Наполеон все-таки продавил начало постройки килевого корабля. Небольшого — раза в полтора длиннее тех же «черепах», но заметно меньшего, чем былой мэнсон-флагман. Новый корабль, при этом, должен стать ощутимоУже кобуксона, но иметь более высокие борта. И намного большую вместительность. Обговорили постройку двух мачт и цельной палубы… Хотя, генерал уже и сам сомневался в своей задумке. Какой корабль они построят? Он ведь не сможет толком контролировать рабочий процесс и поправлять. Он даже не знает, как правильно оснастить судно — только общие принципы. Какую площадь парусов выдержит этот корпус… Как их разместить на мачтах… Где ставить мачты на продольной оси судна… Там ведь тоже своя математика — как и в его любимом артиллерийском ремесле. А потом появятся вопросы управления судном! Что он сможет объяснить Белому Кую и его людям?
«Попробуем, — Наполеон осадил сам себя. — Ресурсы невелики. Но, если получится, то мы и во флоте устроим настоящую революцию, как до того, в армии. За первым „уродцем“ последуют фрегаты! Нескоро… Здесь могут годы уйти. Но мне и не надо спешить: ведь на первый же фрегат потребуется сразу 30–40 пушек. Боги милостивые! У меня сейчас во всей Южной армии столько нет. А это потребуется только на один фрегат. И порох с ядрами — соответственно. И канониры в положенном количестве…».
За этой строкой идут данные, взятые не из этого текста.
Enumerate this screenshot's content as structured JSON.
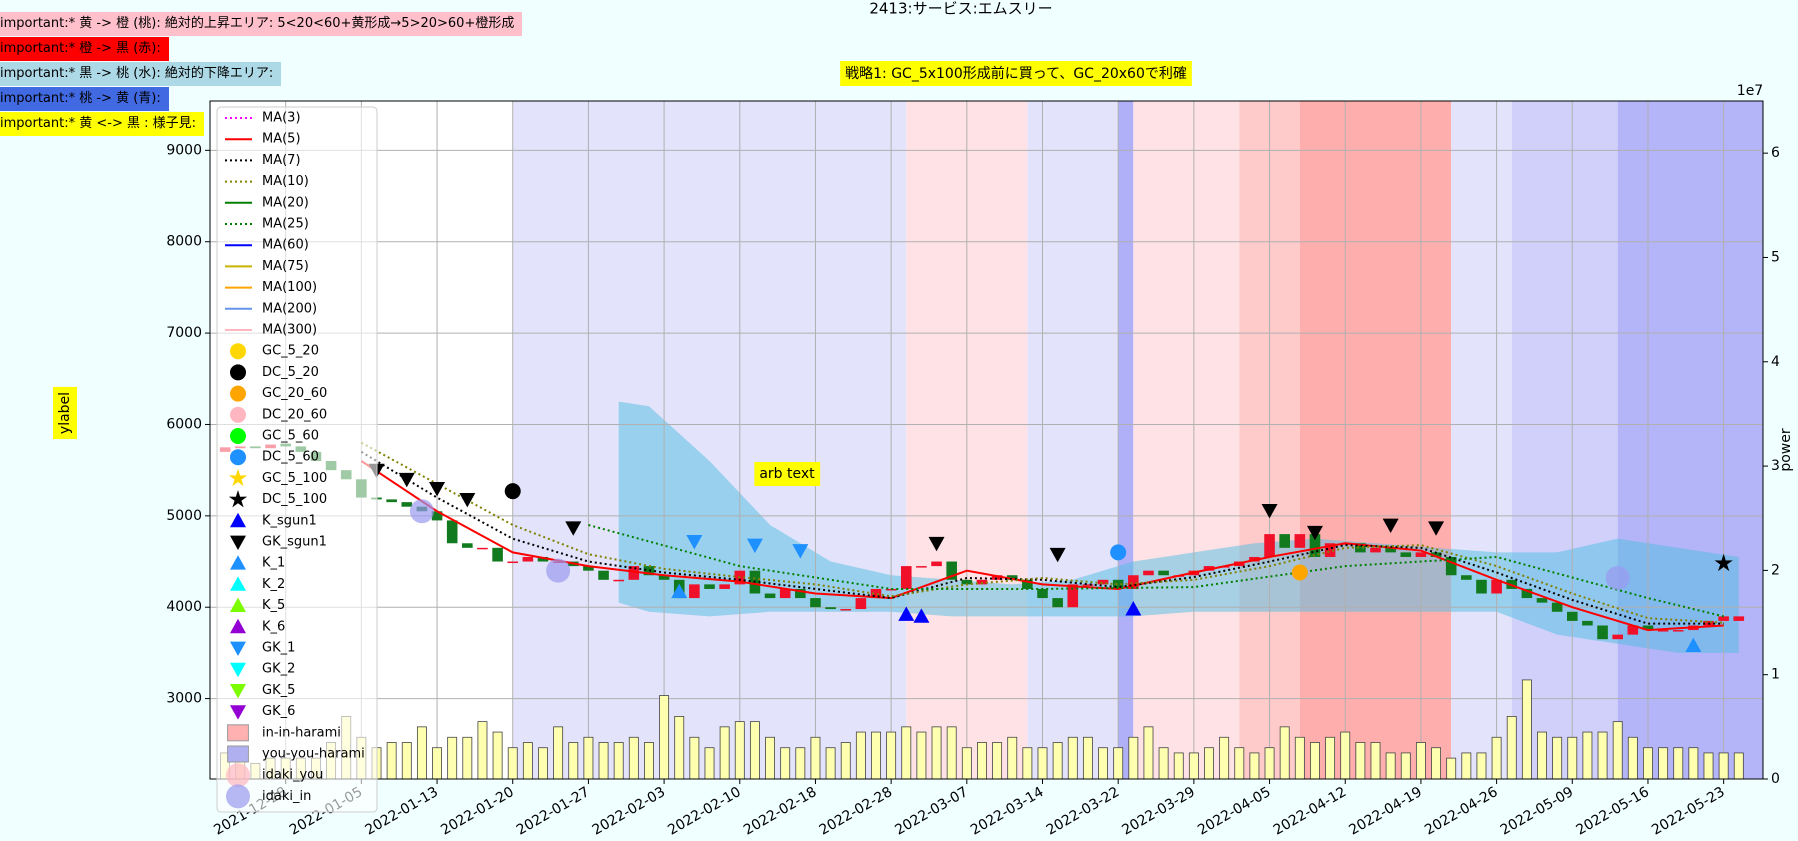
{
  "header": {
    "notes": [
      {
        "text": "important:* 黄 -> 橙 (桃): 絶対的上昇エリア: 5<20<60+黄形成→5>20>60+橙形成",
        "color": "#ffc0cb"
      },
      {
        "text": "important:* 橙 -> 黒 (赤):",
        "color": "#ff0000"
      },
      {
        "text": "important:* 黒 -> 桃 (水): 絶対的下降エリア:",
        "color": "#add8e6"
      },
      {
        "text": "important:* 桃 -> 黄 (青):",
        "color": "#4169e1"
      },
      {
        "text": "important:* 黄 <-> 黒 : 様子見:",
        "color": "#ffff00"
      }
    ]
  },
  "chart_data": {
    "type": "candlestick",
    "title": "2413:サービス:エムスリー",
    "strategy": "戦略1: GC_5x100形成前に買って、GC_20x60で利確",
    "annotation": "arb text",
    "ylabel": "ylabel",
    "y2label": "power",
    "y2_offset": "1e7",
    "grid": true,
    "up_color": "#f0102a",
    "down_color": "#127a1e",
    "volume_color": "#ffffb0",
    "xlim": [
      -1,
      101.6
    ],
    "ylim": [
      2120,
      9540
    ],
    "y2lim": [
      0,
      6.5
    ],
    "yticks": [
      3000,
      4000,
      5000,
      6000,
      7000,
      8000,
      9000
    ],
    "y2ticks": [
      0,
      1,
      2,
      3,
      4,
      5,
      6
    ],
    "xticks": [
      {
        "value": 4,
        "label": "2021-12-28"
      },
      {
        "value": 9,
        "label": "2022-01-05"
      },
      {
        "value": 14,
        "label": "2022-01-13"
      },
      {
        "value": 19,
        "label": "2022-01-20"
      },
      {
        "value": 24,
        "label": "2022-01-27"
      },
      {
        "value": 29,
        "label": "2022-02-03"
      },
      {
        "value": 34,
        "label": "2022-02-10"
      },
      {
        "value": 39,
        "label": "2022-02-18"
      },
      {
        "value": 44,
        "label": "2022-02-28"
      },
      {
        "value": 49,
        "label": "2022-03-07"
      },
      {
        "value": 54,
        "label": "2022-03-14"
      },
      {
        "value": 59,
        "label": "2022-03-22"
      },
      {
        "value": 64,
        "label": "2022-03-29"
      },
      {
        "value": 69,
        "label": "2022-04-05"
      },
      {
        "value": 74,
        "label": "2022-04-12"
      },
      {
        "value": 79,
        "label": "2022-04-19"
      },
      {
        "value": 84,
        "label": "2022-04-26"
      },
      {
        "value": 89,
        "label": "2022-05-09"
      },
      {
        "value": 94,
        "label": "2022-05-16"
      },
      {
        "value": 99,
        "label": "2022-05-23"
      }
    ],
    "spans": [
      {
        "x0": 19,
        "x1": 45,
        "color": "#e3e3fb"
      },
      {
        "x0": 45,
        "x1": 53,
        "color": "#ffe2e6"
      },
      {
        "x0": 53,
        "x1": 59,
        "color": "#e3e3fb"
      },
      {
        "x0": 59,
        "x1": 60,
        "color": "#b0b0f8"
      },
      {
        "x0": 60,
        "x1": 67,
        "color": "#ffe2e6"
      },
      {
        "x0": 67,
        "x1": 71,
        "color": "#ffcaca"
      },
      {
        "x0": 71,
        "x1": 81,
        "color": "#ffaeae"
      },
      {
        "x0": 81,
        "x1": 85,
        "color": "#e3e3fb"
      },
      {
        "x0": 85,
        "x1": 92,
        "color": "#d0d0fa"
      },
      {
        "x0": 92,
        "x1": 101.6,
        "color": "#b4b4f8"
      }
    ],
    "band": {
      "color": "rgba(80,190,225,0.5)",
      "x": [
        26,
        28,
        32,
        36,
        40,
        44,
        48,
        52,
        56,
        60,
        64,
        68,
        72,
        76,
        80,
        84,
        88,
        92,
        96,
        100
      ],
      "upper": [
        6250,
        6200,
        5600,
        4900,
        4500,
        4350,
        4300,
        4250,
        4300,
        4500,
        4600,
        4700,
        4750,
        4700,
        4650,
        4600,
        4600,
        4750,
        4650,
        4550
      ],
      "lower": [
        4050,
        3950,
        3900,
        3950,
        3950,
        3950,
        3900,
        3900,
        3900,
        3900,
        3950,
        3950,
        3950,
        3950,
        3950,
        3950,
        3700,
        3600,
        3500,
        3500
      ]
    },
    "open": [
      5700,
      5740,
      5760,
      5740,
      5790,
      5760,
      5700,
      5600,
      5500,
      5400,
      5200,
      5180,
      5150,
      5100,
      5050,
      4950,
      4700,
      4650,
      4650,
      4500,
      4500,
      4550,
      4500,
      4500,
      4450,
      4400,
      4300,
      4300,
      4450,
      4350,
      4300,
      4100,
      4250,
      4200,
      4250,
      4400,
      4150,
      4100,
      4200,
      4100,
      4000,
      3980,
      3980,
      4100,
      4200,
      4200,
      4450,
      4450,
      4500,
      4300,
      4250,
      4300,
      4350,
      4300,
      4200,
      4100,
      4000,
      4250,
      4250,
      4300,
      4200,
      4350,
      4400,
      4350,
      4350,
      4400,
      4450,
      4450,
      4500,
      4550,
      4800,
      4650,
      4800,
      4550,
      4700,
      4700,
      4600,
      4650,
      4600,
      4550,
      4600,
      4550,
      4350,
      4300,
      4150,
      4300,
      4200,
      4100,
      4050,
      3950,
      3850,
      3800,
      3650,
      3700,
      3800,
      3750,
      3750,
      3750,
      3800,
      3850,
      3850
    ],
    "close": [
      5750,
      5760,
      5740,
      5780,
      5760,
      5700,
      5600,
      5500,
      5400,
      5200,
      5180,
      5150,
      5100,
      5050,
      4950,
      4700,
      4650,
      4650,
      4500,
      4500,
      4550,
      4500,
      4500,
      4450,
      4400,
      4300,
      4300,
      4450,
      4350,
      4300,
      4100,
      4250,
      4200,
      4250,
      4400,
      4150,
      4100,
      4200,
      4100,
      4000,
      3980,
      3980,
      4100,
      4200,
      4200,
      4450,
      4450,
      4500,
      4300,
      4250,
      4300,
      4350,
      4300,
      4200,
      4100,
      4000,
      4250,
      4250,
      4300,
      4200,
      4350,
      4400,
      4350,
      4350,
      4400,
      4450,
      4450,
      4500,
      4550,
      4800,
      4650,
      4800,
      4550,
      4700,
      4700,
      4600,
      4650,
      4600,
      4550,
      4600,
      4550,
      4350,
      4300,
      4150,
      4300,
      4200,
      4100,
      4050,
      3950,
      3850,
      3800,
      3650,
      3700,
      3800,
      3750,
      3750,
      3750,
      3800,
      3850,
      3900,
      3900
    ],
    "volume": [
      0.25,
      0.2,
      0.15,
      0.2,
      0.2,
      0.2,
      0.2,
      0.35,
      0.6,
      0.4,
      0.3,
      0.35,
      0.35,
      0.5,
      0.3,
      0.4,
      0.4,
      0.55,
      0.45,
      0.3,
      0.35,
      0.3,
      0.5,
      0.35,
      0.4,
      0.35,
      0.35,
      0.4,
      0.35,
      0.8,
      0.6,
      0.4,
      0.3,
      0.5,
      0.55,
      0.55,
      0.4,
      0.3,
      0.3,
      0.4,
      0.3,
      0.35,
      0.45,
      0.45,
      0.45,
      0.5,
      0.45,
      0.5,
      0.5,
      0.3,
      0.35,
      0.35,
      0.4,
      0.3,
      0.3,
      0.35,
      0.4,
      0.4,
      0.3,
      0.3,
      0.4,
      0.5,
      0.3,
      0.25,
      0.25,
      0.3,
      0.4,
      0.3,
      0.25,
      0.3,
      0.5,
      0.4,
      0.35,
      0.4,
      0.45,
      0.35,
      0.35,
      0.25,
      0.25,
      0.35,
      0.3,
      0.2,
      0.25,
      0.25,
      0.4,
      0.6,
      0.95,
      0.45,
      0.4,
      0.4,
      0.45,
      0.45,
      0.55,
      0.4,
      0.3,
      0.3,
      0.3,
      0.3,
      0.25,
      0.25,
      0.25
    ],
    "series": [
      {
        "name": "MA(3)",
        "color": "#ff00ff",
        "marker": "line",
        "dash": true,
        "x": [],
        "values": []
      },
      {
        "name": "MA(5)",
        "color": "#ff0000",
        "marker": "line",
        "dash": false,
        "x": [
          9,
          14,
          19,
          24,
          29,
          34,
          39,
          44,
          49,
          54,
          59,
          64,
          69,
          74,
          79,
          84,
          89,
          94,
          99
        ],
        "values": [
          5600,
          5050,
          4600,
          4450,
          4350,
          4280,
          4150,
          4100,
          4400,
          4250,
          4200,
          4380,
          4550,
          4700,
          4620,
          4300,
          4000,
          3750,
          3800
        ]
      },
      {
        "name": "MA(7)",
        "color": "#000000",
        "marker": "line",
        "dash": true,
        "x": [
          9,
          14,
          19,
          24,
          29,
          34,
          39,
          44,
          49,
          54,
          59,
          64,
          69,
          74,
          79,
          84,
          89,
          94,
          99
        ],
        "values": [
          5700,
          5200,
          4750,
          4500,
          4380,
          4300,
          4200,
          4100,
          4320,
          4300,
          4220,
          4330,
          4500,
          4680,
          4650,
          4380,
          4080,
          3820,
          3820
        ]
      },
      {
        "name": "MA(10)",
        "color": "#808000",
        "marker": "line",
        "dash": true,
        "x": [
          9,
          14,
          19,
          24,
          29,
          34,
          39,
          44,
          49,
          54,
          59,
          64,
          69,
          74,
          79,
          84,
          89,
          94,
          99
        ],
        "values": [
          5800,
          5350,
          4900,
          4580,
          4420,
          4330,
          4250,
          4120,
          4250,
          4320,
          4250,
          4300,
          4450,
          4650,
          4680,
          4450,
          4150,
          3880,
          3830
        ]
      },
      {
        "name": "MA(20)",
        "color": "#008000",
        "marker": "line",
        "dash": false,
        "x": [],
        "values": []
      },
      {
        "name": "MA(25)",
        "color": "#008000",
        "marker": "line",
        "dash": true,
        "x": [
          24,
          34,
          44,
          54,
          64,
          74,
          84,
          94,
          99
        ],
        "values": [
          4900,
          4450,
          4200,
          4200,
          4220,
          4450,
          4550,
          4100,
          3900
        ]
      },
      {
        "name": "MA(60)",
        "color": "#0000ff",
        "marker": "line",
        "dash": false,
        "x": [],
        "values": []
      },
      {
        "name": "MA(75)",
        "color": "#c8b400",
        "marker": "line",
        "dash": false,
        "x": [],
        "values": []
      },
      {
        "name": "MA(100)",
        "color": "#ffa500",
        "marker": "line",
        "dash": false,
        "x": [],
        "values": []
      },
      {
        "name": "MA(200)",
        "color": "#6495ed",
        "marker": "line",
        "dash": false,
        "x": [],
        "values": []
      },
      {
        "name": "MA(300)",
        "color": "#ffb6c1",
        "marker": "line",
        "dash": false,
        "x": [],
        "values": []
      },
      {
        "name": "GC_5_20",
        "color": "#ffd700",
        "marker": "circle",
        "x": [],
        "values": []
      },
      {
        "name": "DC_5_20",
        "color": "#000000",
        "marker": "circle",
        "x": [
          19
        ],
        "values": [
          5270
        ]
      },
      {
        "name": "GC_20_60",
        "color": "#ffa500",
        "marker": "circle",
        "x": [
          71
        ],
        "values": [
          4380
        ]
      },
      {
        "name": "DC_20_60",
        "color": "#ffb6c1",
        "marker": "circle",
        "x": [],
        "values": []
      },
      {
        "name": "GC_5_60",
        "color": "#00ff00",
        "marker": "circle",
        "x": [],
        "values": []
      },
      {
        "name": "DC_5_60",
        "color": "#1e90ff",
        "marker": "circle",
        "x": [
          59
        ],
        "values": [
          4600
        ]
      },
      {
        "name": "GC_5_100",
        "color": "#ffd700",
        "marker": "star",
        "x": [],
        "values": []
      },
      {
        "name": "DC_5_100",
        "color": "#000000",
        "marker": "star",
        "x": [
          99
        ],
        "values": [
          4480
        ]
      },
      {
        "name": "K_sgun1",
        "color": "#0000ff",
        "marker": "tri-up",
        "x": [
          45,
          46,
          60
        ],
        "values": [
          3920,
          3900,
          3980
        ]
      },
      {
        "name": "GK_sgun1",
        "color": "#000000",
        "marker": "tri-down",
        "x": [
          10,
          12,
          14,
          16,
          23,
          47,
          55,
          69,
          72,
          77,
          80
        ],
        "values": [
          5500,
          5400,
          5300,
          5180,
          4870,
          4700,
          4580,
          5060,
          4820,
          4900,
          4870
        ]
      },
      {
        "name": "K_1",
        "color": "#1e90ff",
        "marker": "tri-up",
        "x": [
          30,
          97
        ],
        "values": [
          4170,
          3580
        ]
      },
      {
        "name": "K_2",
        "color": "#00ffff",
        "marker": "tri-up",
        "x": [],
        "values": []
      },
      {
        "name": "K_5",
        "color": "#7cfc00",
        "marker": "tri-up",
        "x": [],
        "values": []
      },
      {
        "name": "K_6",
        "color": "#9400d3",
        "marker": "tri-up",
        "x": [],
        "values": []
      },
      {
        "name": "GK_1",
        "color": "#1e90ff",
        "marker": "tri-down",
        "x": [
          31,
          35,
          38
        ],
        "values": [
          4720,
          4680,
          4620
        ]
      },
      {
        "name": "GK_2",
        "color": "#00ffff",
        "marker": "tri-down",
        "x": [],
        "values": []
      },
      {
        "name": "GK_5",
        "color": "#7cfc00",
        "marker": "tri-down",
        "x": [],
        "values": []
      },
      {
        "name": "GK_6",
        "color": "#9400d3",
        "marker": "tri-down",
        "x": [],
        "values": []
      },
      {
        "name": "in-in-harami",
        "color": "#ffb0b0",
        "marker": "square",
        "x": [],
        "values": []
      },
      {
        "name": "you-you-harami",
        "color": "#b0b0f0",
        "marker": "square",
        "x": [],
        "values": []
      },
      {
        "name": "idaki_you",
        "color": "#ffb6c1",
        "marker": "big-circle",
        "x": [],
        "values": []
      },
      {
        "name": "idaki_in",
        "color": "#9a9af0",
        "marker": "big-circle",
        "x": [
          13,
          22,
          92
        ],
        "values": [
          5050,
          4400,
          4320
        ]
      }
    ]
  }
}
Никто никогда не видел сомнения в глазах «старого генерала Ли Чжонму». Наполеон точно знал, что его люди убеждены в абсолютной уверенности командира
в будущем… Но он часто сам ужасался своим замыслам. Даже, когда отливали первую полевую пушку по его чертежам. А сколько дней он боялся решиться на идею похода на Ниппон…— Сиятельный! — перед затуманенным взором генерала материализовался вестник. — Сообщение из Дадзайфу: убийство.
— Что? — Наполеон всё никак не мог перестроиться на то, что в его землях уже несколько месяцев царит мир; а смерть перестала быть рутинным событием. — Какое еще убийство?
— В новом полку, господин. Стрелок зарубил мечом своего ротавачану.
Новый полк. Гениальная (как казалось когда-то) задумка приносила лишь огромное количество проблем. Пять провинций, четыре сюго, десятки крупных даймё — всё это как-то надо было контролировать. Единственным рабочим вариантом быстрого приобретения лояльности являлась система заложничества. Только она имеет и обратный эффект: вызывает острую неприязнь к тем, кто заложников держит. Тогда-то в штабе и родилась мысль пригласить в Дадзайфу младших родственников из всех влиятельных семей — и обучать их воевать по правилам Южной армии. Поделиться опытом, так сказать.
Нет, это правда казалось прекрасной идеей. Чудеса Южной армии на поле боя у всех вызывали восхищение и зависть. Все мечтали научиться также. А значит, не будут чувствовать себя пленниками. Кто-то даже проникнется идеалами «Южного двора», станет искренними сторонниками. Но ни Наполеон, ни, тем более, сами самураи не осознали в полной мере, насколько последним придется изменить свой образ жизни. Изменить свои принципы.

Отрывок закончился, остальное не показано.